BACKGROUND:Bipolar disorder carries a substantive morbidity and mortality burden, particularly related to cardiovascular disease. Abnormalities in peripheral inflammatory markers, which have been commonly reported in case-control studies, potentially link these co-morbidities. However, it is not clear whether inflammatory markers change episodically in response to mood states or are indicative of chronic pro-inflammatory activity, regardless of mood, in bipolar disorder. METHODS: Investigations focused on comparing concentrations of specific inflammatory cytokines associated with immune activation status (primary outcome=tumor necrosis factor alpha (TNF-α)) in 37 participants with bipolar disorder across 3 mood states (mania N=15, depression N=9, normal mood N=13) and 29 controls without a psychiatric disorder (total N=66).

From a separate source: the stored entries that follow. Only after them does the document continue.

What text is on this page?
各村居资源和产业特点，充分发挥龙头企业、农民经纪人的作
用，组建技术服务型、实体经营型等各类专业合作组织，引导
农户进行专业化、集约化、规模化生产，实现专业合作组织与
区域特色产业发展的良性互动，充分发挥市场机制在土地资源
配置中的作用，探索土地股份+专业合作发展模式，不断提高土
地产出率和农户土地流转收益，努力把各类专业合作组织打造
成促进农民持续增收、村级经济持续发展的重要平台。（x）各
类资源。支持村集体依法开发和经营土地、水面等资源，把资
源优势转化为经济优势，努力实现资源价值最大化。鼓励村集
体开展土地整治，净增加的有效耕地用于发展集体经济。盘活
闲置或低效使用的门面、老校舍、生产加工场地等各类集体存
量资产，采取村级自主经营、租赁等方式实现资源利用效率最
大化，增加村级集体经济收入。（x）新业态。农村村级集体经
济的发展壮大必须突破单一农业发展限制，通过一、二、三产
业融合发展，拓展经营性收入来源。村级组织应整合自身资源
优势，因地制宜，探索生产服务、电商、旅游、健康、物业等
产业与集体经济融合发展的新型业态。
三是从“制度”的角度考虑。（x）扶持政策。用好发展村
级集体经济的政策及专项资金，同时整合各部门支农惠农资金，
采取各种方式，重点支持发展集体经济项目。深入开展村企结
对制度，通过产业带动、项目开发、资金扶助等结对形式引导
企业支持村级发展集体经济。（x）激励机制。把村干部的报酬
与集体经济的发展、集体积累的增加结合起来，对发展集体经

Cytokine levels were also compared to T1ρ, a potential neuroimaging marker for inflammation, in select brain regions in a subsample (N=39). RESULTS:Participants with bipolar disorder and healthy controls did not differ significantly in inflammatory cytokine concentrations. However, compared to cases with normal mood, cases with abnormal mood states (mania and depression) had significantly elevated levels of TNF-α, its soluble receptors (sTNFR1/sTNFR2), other macrophage-derived cytokines (interleukin 1β (IL-1β), IL-6, IL-10, and IL-18) in addition to IL-4, interferon-γ, monocyte chemotactic protein-1, fibroblast growth factor β, and vascular endothelial growth factor. Cytokine levels were not correlated with signals from T1ρ imaging in selected structures (amygdalae, hippocampi, hypothalamus, anterior cingulate gyrus, and middle frontal gyrus). LIMITATIONS: Participants were not followed prospectively across mood states. CONCLUSION: Activation of inflammatory markers was found in abnormal mood states of bipolar disorder. Longitudinal study of individuals with mood disorders is needed to confirm these findings and to elucidate the time course of any such changes.